Although more than two-thirds of the planet is covered with water, less than 1 percent of it is fresh water available for domestic, agricultural or industrial use. Even available water undergoes rapid pollution, overuse and its salinity levels are increased. As the number of people on the planet grows, so grows the demand for agricultural products (food), industrial products and water for domestic use. The initial use of fresh water immediately designates it as polluted and the water needs to be treated and cleaned for reuse.

As a result, the largest water reservoirs in the world are disappearing and there is a shortage of resources available to man. Good examples of this can be seen in the dehydration of the Aral Sea in Kazakhstan, the Chad Sea, and the Sea of Galilee.

So, what can we do?

Three main operations are available to us: recycling, purification, production.

Recycling: The main damage to water sources is the discharge of waste that indirectly affects the quality of fresh water, such as waste buried in the soil and pollutes aquifers. But waste is also actively thrown into rivers, lakes, and sea. The removal of the entire waste cycle from the environment will significantly improve the problem of water pollution, and this can only be done by fully handling the waste, which includes recycling of the absolute majority and the rest to become a source of energy.

Purification: Most of the water we use for industry and domestic use can be purified and transferred to agriculture. Water purification is carried out in sewage treatment plants,  achieving  different levels of purification, where the waste is removed from the water and they are transformed into fresh, clean water. This reduces the pollution that is spilled into nature and reduces the use of freshwater from natural sources, which harms the various ecosystems.

Production: Fresh water can be produced from seawater via desalination techniques and converted into fresh water. Currently, this process is expensive and involves the investment of a great deal of expendable and polluting energy such as coal and oil. Assuming that in the not too distant future mankind is going to use only renewable sources (solar, wind, waves), we can produce fresh water from brackish water without this expensive energy. This should be an especially important focus for desert areas where the sun and heat are readily available.


In this context, we should also relate to food production in the world. While some areas suffer from a severe water shortage, in other areas there is no shortage of land and water and they can be a “granary” for the rest of the world population. The United States and Canada alone can produce food for the entire world population and thus stop the terrible waste of water in other countries.

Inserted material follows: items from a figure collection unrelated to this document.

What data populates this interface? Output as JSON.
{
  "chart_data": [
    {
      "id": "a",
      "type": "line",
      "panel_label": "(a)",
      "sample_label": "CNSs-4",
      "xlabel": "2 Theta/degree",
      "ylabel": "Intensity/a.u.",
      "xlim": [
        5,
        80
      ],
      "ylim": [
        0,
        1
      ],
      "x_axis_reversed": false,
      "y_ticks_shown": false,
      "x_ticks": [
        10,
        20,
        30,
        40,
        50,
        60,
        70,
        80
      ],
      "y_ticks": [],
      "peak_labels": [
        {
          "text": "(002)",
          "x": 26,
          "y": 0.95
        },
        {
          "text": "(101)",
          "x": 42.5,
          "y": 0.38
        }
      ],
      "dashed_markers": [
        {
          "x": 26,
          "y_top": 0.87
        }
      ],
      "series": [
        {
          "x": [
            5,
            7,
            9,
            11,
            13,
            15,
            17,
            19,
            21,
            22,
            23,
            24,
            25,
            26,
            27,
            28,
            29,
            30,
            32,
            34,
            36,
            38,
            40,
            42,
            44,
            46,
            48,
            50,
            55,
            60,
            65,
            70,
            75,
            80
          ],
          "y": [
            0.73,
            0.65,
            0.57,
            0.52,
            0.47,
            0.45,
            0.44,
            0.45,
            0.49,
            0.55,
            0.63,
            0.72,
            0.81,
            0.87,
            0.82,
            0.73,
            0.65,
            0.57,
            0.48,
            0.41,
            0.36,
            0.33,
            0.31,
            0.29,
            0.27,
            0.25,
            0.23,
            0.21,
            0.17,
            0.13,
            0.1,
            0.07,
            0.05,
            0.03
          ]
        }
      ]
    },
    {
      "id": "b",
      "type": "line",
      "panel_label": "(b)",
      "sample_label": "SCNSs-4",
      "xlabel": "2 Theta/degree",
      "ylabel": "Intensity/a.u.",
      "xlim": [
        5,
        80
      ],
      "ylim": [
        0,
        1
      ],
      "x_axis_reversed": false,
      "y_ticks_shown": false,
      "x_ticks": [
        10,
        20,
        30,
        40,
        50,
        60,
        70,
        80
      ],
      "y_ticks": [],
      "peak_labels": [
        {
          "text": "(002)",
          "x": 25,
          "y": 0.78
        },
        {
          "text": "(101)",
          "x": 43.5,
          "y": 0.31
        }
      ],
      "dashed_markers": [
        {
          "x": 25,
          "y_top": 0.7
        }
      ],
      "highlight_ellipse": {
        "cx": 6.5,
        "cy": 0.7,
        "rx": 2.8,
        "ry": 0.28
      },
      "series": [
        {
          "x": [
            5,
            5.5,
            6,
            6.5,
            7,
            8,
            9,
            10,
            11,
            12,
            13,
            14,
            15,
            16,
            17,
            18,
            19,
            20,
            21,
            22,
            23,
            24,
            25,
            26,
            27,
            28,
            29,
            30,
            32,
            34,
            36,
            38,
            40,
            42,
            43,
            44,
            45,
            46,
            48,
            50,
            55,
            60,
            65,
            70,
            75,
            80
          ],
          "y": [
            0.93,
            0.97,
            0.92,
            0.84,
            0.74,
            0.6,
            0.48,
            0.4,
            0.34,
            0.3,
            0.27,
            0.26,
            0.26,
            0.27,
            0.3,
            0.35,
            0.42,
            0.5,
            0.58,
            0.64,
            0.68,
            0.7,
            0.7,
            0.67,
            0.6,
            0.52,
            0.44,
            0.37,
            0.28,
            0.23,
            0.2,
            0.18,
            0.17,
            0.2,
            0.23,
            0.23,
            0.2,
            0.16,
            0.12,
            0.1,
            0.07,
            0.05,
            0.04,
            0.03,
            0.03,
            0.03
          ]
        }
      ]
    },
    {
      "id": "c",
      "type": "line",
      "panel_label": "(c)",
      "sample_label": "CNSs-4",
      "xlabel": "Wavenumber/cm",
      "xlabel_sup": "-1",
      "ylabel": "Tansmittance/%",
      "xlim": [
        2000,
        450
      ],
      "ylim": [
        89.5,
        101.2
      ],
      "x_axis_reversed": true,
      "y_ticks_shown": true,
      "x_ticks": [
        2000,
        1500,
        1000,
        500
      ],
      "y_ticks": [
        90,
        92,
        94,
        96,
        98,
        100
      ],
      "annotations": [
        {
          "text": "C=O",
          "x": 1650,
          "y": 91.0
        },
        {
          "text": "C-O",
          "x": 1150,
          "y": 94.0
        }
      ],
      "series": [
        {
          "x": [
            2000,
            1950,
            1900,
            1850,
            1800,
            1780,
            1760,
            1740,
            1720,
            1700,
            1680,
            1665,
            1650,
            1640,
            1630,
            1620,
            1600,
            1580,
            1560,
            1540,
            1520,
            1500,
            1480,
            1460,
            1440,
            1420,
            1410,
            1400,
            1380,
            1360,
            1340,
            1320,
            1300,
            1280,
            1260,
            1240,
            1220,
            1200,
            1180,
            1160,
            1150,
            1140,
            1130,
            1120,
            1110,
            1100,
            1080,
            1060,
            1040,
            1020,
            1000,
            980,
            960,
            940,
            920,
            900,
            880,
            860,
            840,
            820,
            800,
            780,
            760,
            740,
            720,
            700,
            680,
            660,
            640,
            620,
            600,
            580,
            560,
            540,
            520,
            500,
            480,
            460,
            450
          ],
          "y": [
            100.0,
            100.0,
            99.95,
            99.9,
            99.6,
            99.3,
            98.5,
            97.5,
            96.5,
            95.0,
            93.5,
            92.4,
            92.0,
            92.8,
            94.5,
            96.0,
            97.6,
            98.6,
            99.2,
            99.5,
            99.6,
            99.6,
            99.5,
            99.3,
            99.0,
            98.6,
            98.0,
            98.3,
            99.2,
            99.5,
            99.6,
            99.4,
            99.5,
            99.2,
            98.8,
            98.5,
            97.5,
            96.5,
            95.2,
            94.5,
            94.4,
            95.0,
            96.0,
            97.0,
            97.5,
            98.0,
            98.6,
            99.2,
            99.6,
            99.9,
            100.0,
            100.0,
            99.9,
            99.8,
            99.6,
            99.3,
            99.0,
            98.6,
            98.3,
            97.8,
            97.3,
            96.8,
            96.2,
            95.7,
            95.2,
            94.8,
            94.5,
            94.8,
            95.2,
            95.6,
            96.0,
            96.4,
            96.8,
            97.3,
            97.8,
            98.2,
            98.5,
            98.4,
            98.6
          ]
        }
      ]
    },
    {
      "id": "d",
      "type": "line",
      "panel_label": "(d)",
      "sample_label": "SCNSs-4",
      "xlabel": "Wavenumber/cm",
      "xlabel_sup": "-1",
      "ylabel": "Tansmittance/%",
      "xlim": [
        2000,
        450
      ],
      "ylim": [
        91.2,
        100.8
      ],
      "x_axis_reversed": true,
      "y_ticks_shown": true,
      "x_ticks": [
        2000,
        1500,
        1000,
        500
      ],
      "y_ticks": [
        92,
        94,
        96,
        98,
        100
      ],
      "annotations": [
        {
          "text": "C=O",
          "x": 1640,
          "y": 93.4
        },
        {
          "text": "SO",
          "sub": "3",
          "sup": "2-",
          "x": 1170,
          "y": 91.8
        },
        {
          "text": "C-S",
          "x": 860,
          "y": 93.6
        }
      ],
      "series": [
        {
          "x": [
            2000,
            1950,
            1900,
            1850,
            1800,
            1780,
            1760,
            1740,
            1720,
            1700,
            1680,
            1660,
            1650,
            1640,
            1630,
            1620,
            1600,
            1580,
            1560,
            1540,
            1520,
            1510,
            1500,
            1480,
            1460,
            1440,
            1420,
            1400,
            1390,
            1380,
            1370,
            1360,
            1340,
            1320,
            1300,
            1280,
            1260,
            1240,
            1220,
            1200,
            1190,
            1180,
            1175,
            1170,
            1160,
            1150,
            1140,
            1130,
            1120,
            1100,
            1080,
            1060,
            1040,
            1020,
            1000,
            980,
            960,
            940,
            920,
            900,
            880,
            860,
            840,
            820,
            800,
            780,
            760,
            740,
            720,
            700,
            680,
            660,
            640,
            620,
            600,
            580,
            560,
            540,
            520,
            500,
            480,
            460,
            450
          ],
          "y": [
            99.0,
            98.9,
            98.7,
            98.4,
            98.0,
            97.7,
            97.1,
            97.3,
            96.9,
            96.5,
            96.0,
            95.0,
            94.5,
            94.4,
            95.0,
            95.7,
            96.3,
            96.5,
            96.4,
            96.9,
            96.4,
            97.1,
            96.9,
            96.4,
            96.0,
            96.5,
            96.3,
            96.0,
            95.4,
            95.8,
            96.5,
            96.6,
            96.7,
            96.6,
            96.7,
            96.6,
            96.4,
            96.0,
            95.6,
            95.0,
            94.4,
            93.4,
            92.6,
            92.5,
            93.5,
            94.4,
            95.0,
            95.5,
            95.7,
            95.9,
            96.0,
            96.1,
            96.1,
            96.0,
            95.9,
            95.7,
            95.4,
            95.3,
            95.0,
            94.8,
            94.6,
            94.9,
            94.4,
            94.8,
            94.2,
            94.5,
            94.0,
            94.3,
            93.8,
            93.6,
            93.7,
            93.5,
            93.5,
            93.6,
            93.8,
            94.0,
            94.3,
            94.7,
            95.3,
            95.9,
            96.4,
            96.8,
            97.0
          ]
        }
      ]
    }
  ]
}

Today, the production of grains in the world as well as their transport from one place to another is cheap, certainly cheaper than the costs of producing water in Arid places. Add to this the infinite expanses of the Soviet Union, and you can solve the problem of world hunger immediately, and with it the problem of dependence on fresh water. This type of water trading is called ‘virtual water’, i.e. trade in the product produced by the water rather than the water itself.

Of course, additional insight is needed in regards to the world population, differing birth rates and the major economical and developmental gaps between the Third World and the more advanced western world.